Grieving parents finally get apology from maid agent
Even today, 56-year-old Mr Lee Kai Yam still takes the lift from his fourth-floor home to the 16th floor nearly every night.
He would stand for hours at the spot where his 12-year-old daughter Linda was flung to her death by the family's 16-year- old Indonesian maid in 2010. One thought would repeat in his head: How much fear did his daughter feel at that moment?
In 2012, the maid, Nurhayati, was found guilty of culpable homicide and sentenced to 20 years in jail. But Mr Lee always maintained that the agency that supplied the underage maid should bear its share of responsibility.
Yesterday, he and his 50-year-old wife finally got the apology they were fighting for.
Mr Ong Kian Wah, a consultant of the now-defunct Maid Link agency, stood up in court and said: "We sincerely apologise for the loss of your daughter. We are also saddened by this incident. We hope you can forgive us and have peace in your heart." Beside him was his daughter Charmaine Ong Meiyi, who was sole proprietor of the firm.
The apology was part of the settlement agreed on by both parties. The Ongs will also pay the couple $50,000 over nine monthly instalments.
But for Mr Lee, it was never about the money. "There are many families here who rely on maids to take care of their children," he told The Straits Times.
"Agents must exercise due diligence in checking the age of maids and ensure they are capable enough to meet the needs of their employers."
Linda had scoliosis - a curved spine - and was slow in her speech and movement. Two weeks after Nurhayati started working for the family in October 2010, Mr Lee found that she did not have the maturity needed to care for Linda, despite documents listing her as being 24 years old.

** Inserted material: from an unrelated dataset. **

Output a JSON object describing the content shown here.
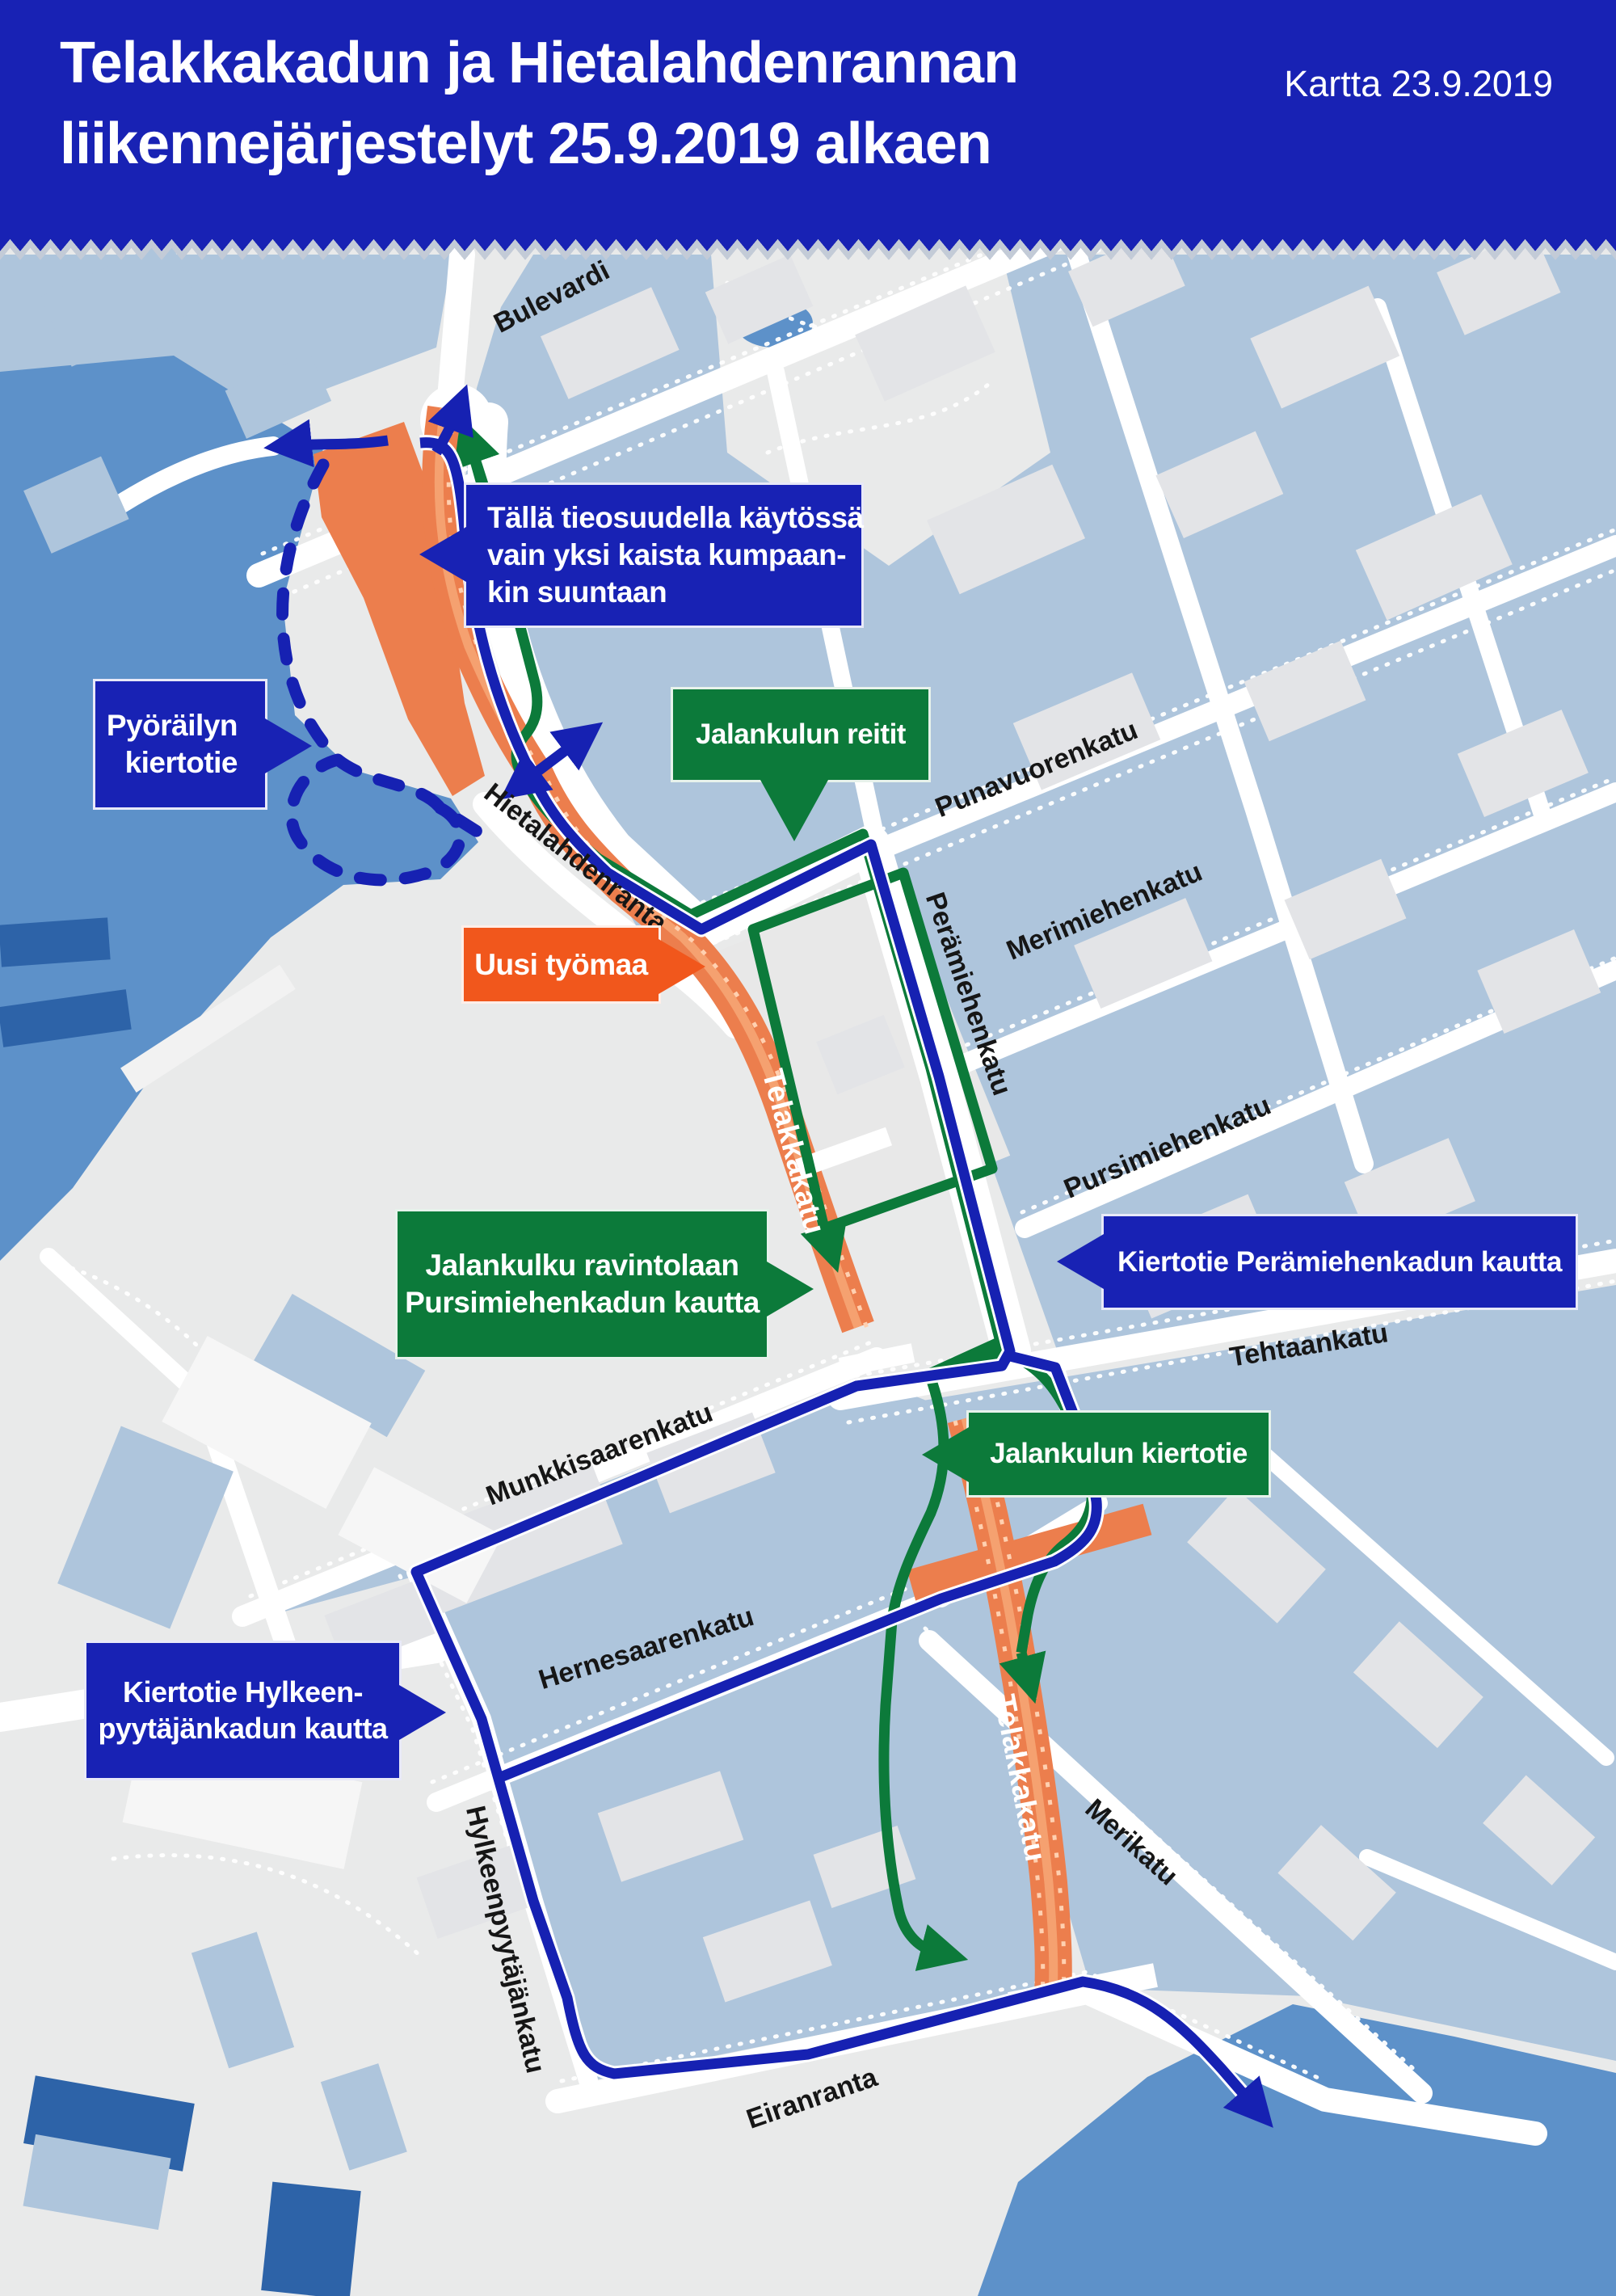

He went back to the agency to ask for her to be replaced.
But Mr Ong told him she came from a poor family and needed the job. He pleaded with Mr Lee to give her a chance.
Out of sympathy, Mr Lee took her home again.

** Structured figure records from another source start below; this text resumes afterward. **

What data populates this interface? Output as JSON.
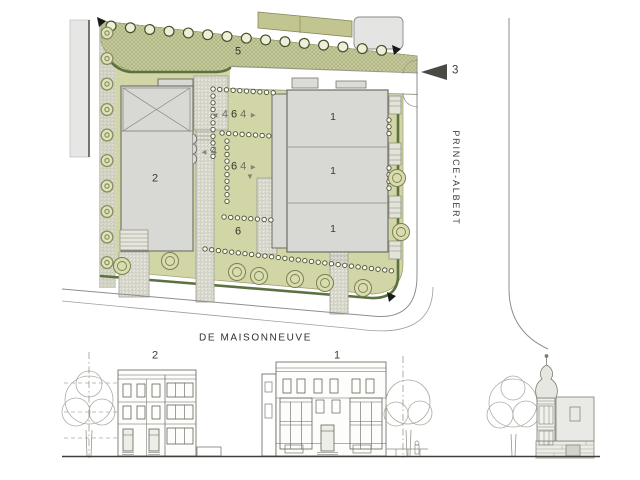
{
  "plan": {
    "zone_labels": {
      "zone5": "5",
      "zone6": "6"
    },
    "building_labels": {
      "building2": "2",
      "building1_units": [
        "1",
        "1",
        "1"
      ]
    },
    "dimensions": {
      "row_top": {
        "left_arrow": "◄",
        "left_value": "4",
        "center_value": "6",
        "right_value": "4",
        "right_arrow": "►"
      },
      "left_mark": {
        "arrow": "◄",
        "value": "4"
      },
      "row_mid": {
        "left_value": "6",
        "right_value": "4",
        "arrow": "►"
      },
      "down_arrow": "▼"
    },
    "entrance_marker": {
      "label": "3"
    },
    "streets": {
      "east": "PRINCE-ALBERT",
      "south": "DE MAISONNEUVE"
    }
  },
  "elevation": {
    "building2_label": "2",
    "building1_label": "1"
  },
  "colors": {
    "site_green": "#d2d6a6",
    "hatch_green": "#c9cd9c",
    "hedge_green": "#5c7140",
    "building_gray": "#d8d8d4",
    "olive_building": "#c3c590",
    "line_gray": "#8e8e8e"
  }
}
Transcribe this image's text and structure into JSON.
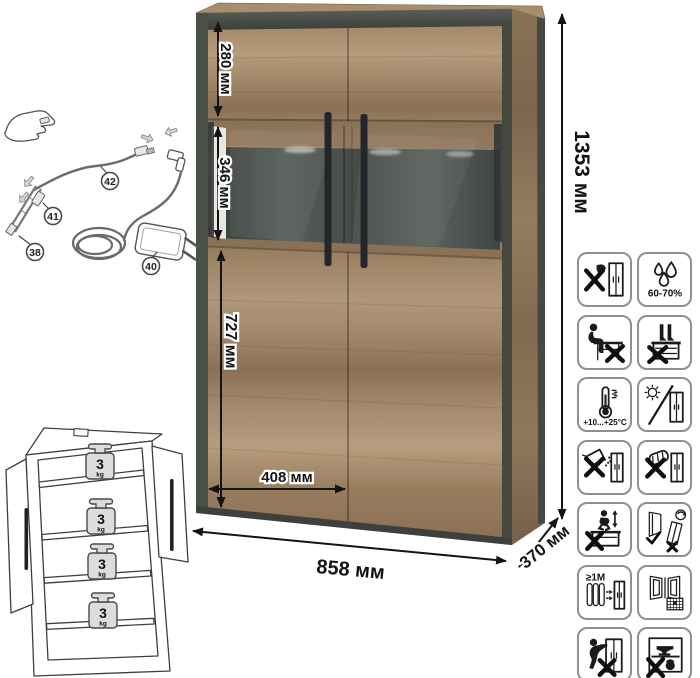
{
  "product": {
    "type_note": "display cabinet spec sheet",
    "colors": {
      "wood_light": "#b59c7d",
      "wood_dark": "#8a7156",
      "frame_dark": "#4a4e49",
      "interior_slate": "#474e4b",
      "annotation": "#141414"
    }
  },
  "dimensions": {
    "top_section": "280 мм",
    "display_section": "346 мм",
    "lower_section": "727 мм",
    "door_width": "408 мм",
    "total_width": "858 мм",
    "depth": "370 мм",
    "total_height": "1353 мм"
  },
  "wiring_diagram": {
    "part_numbers": {
      "led_strip": "38",
      "power_adapter": "40",
      "strip_connector": "41",
      "connection_cable": "42"
    }
  },
  "shelf_load": {
    "weights": [
      {
        "value": "3",
        "unit": "kg"
      },
      {
        "value": "3",
        "unit": "kg"
      },
      {
        "value": "3",
        "unit": "kg"
      },
      {
        "value": "3",
        "unit": "kg"
      }
    ]
  },
  "care_icons": [
    {
      "name": "no-sharp-tools-icon"
    },
    {
      "name": "humidity-icon",
      "text": "60-70%"
    },
    {
      "name": "no-sitting-icon"
    },
    {
      "name": "no-standing-icon"
    },
    {
      "name": "temperature-icon",
      "text": "+10...+25°C"
    },
    {
      "name": "no-direct-sunlight-icon"
    },
    {
      "name": "no-abrasives-icon"
    },
    {
      "name": "no-scouring-icon"
    },
    {
      "name": "no-jumping-icon"
    },
    {
      "name": "adjust-doors-icon"
    },
    {
      "name": "heater-distance-icon",
      "text": "≥1M"
    },
    {
      "name": "ventilate-room-icon"
    },
    {
      "name": "no-dragging-icon"
    },
    {
      "name": "no-heavy-load-icon"
    }
  ]
}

Less than a week later, on the morning of Nov 24, when Mr Lee had left for work and while his wife was sleeping, Nurhayati carried Linda to the 16th floor of their block in Hougang.

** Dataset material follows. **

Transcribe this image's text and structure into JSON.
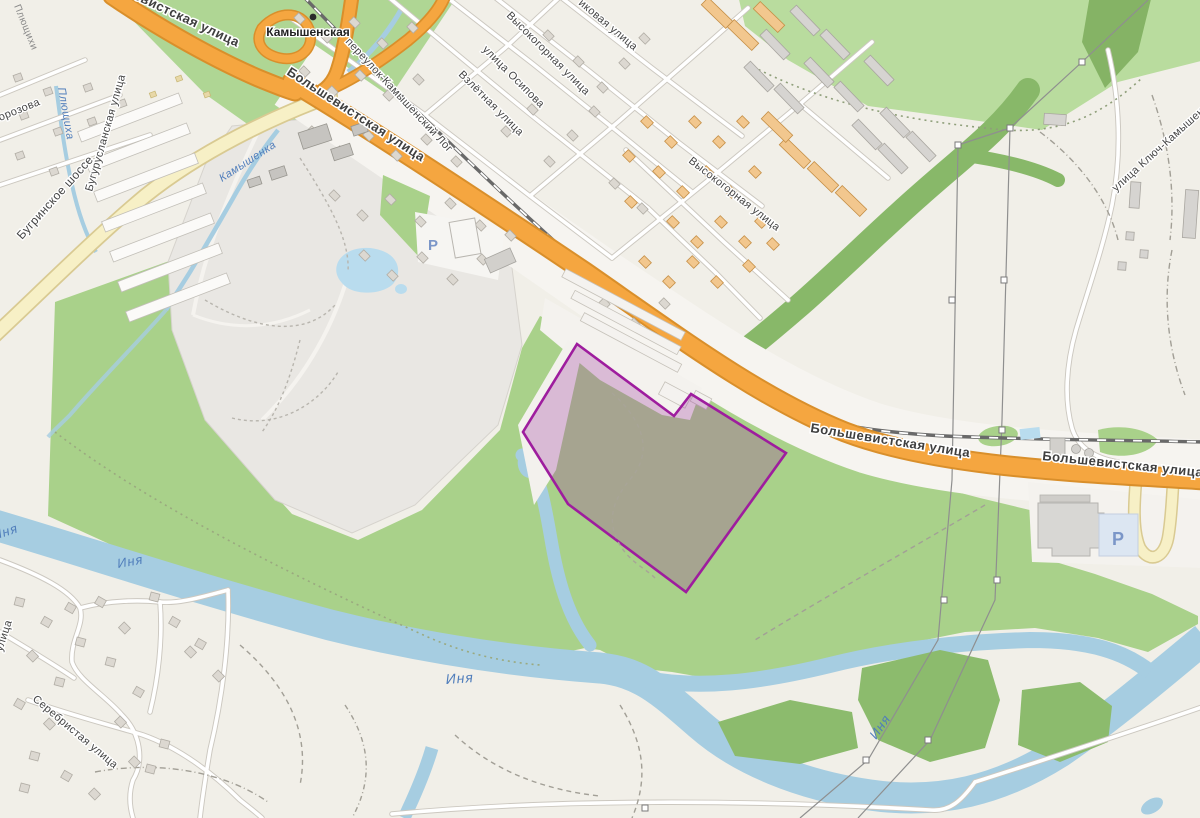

After Linda's death, he wrote to more than 20 lawyers. He wanted the agency to answer how a 16-year-old girl could have been passed off as a 24-year-old maid. Only one lawyer, Mr Chia Boon Teck, replied.
Mr Chia told The Straits Times he remembered reading about Mr Lee and called him down for an interview. When he decided to take on the case on a pro bono basis, he said Mr Lee broke down and cried.
Yesterday, District Judge Koh Juay Kherng asked Mr Ong and his daughter if either was still running a maid agency, then reminded them about guidelines set by the Ministry of Manpower.
"I hope that the guidelines are adhered to strictly in future. You might have no control over what happened, but if you had done what needed to be done, this incident may not have happened," he said.
Maids have to be at least 23 before they can work here.
The Straits Times found that after Maid Link's licence was revoked in January 2011, Mr Ong moved to Maids and Manpower Agency in Katong Shopping Centre. He is now a shareholder of Pertama Employment Agency at the same mall.
After addressing the Ongs, the judge turned to the couple and said: "The court offers its condolences as well, and hope that with this, you can move on to the next stage of your life."
It will not be easy.
Mr Lee, a crane driver, told The Straits Times that Linda had brought him and his wife, a store cashier, so much joy when she was born. Their first child died of asthma when he was 15 months old.
With their income of less than $3,000 a month, they lived a frugal life in order to give as much as they could to Linda. For instance, they bought a large LCD TV on hire purchase as she loved watching the children's show Hi-5.
Said Mr Lee: "We can't bear to switch on the TV as it would remind us of Linda.
"My wife still hides and cries in our bedroom."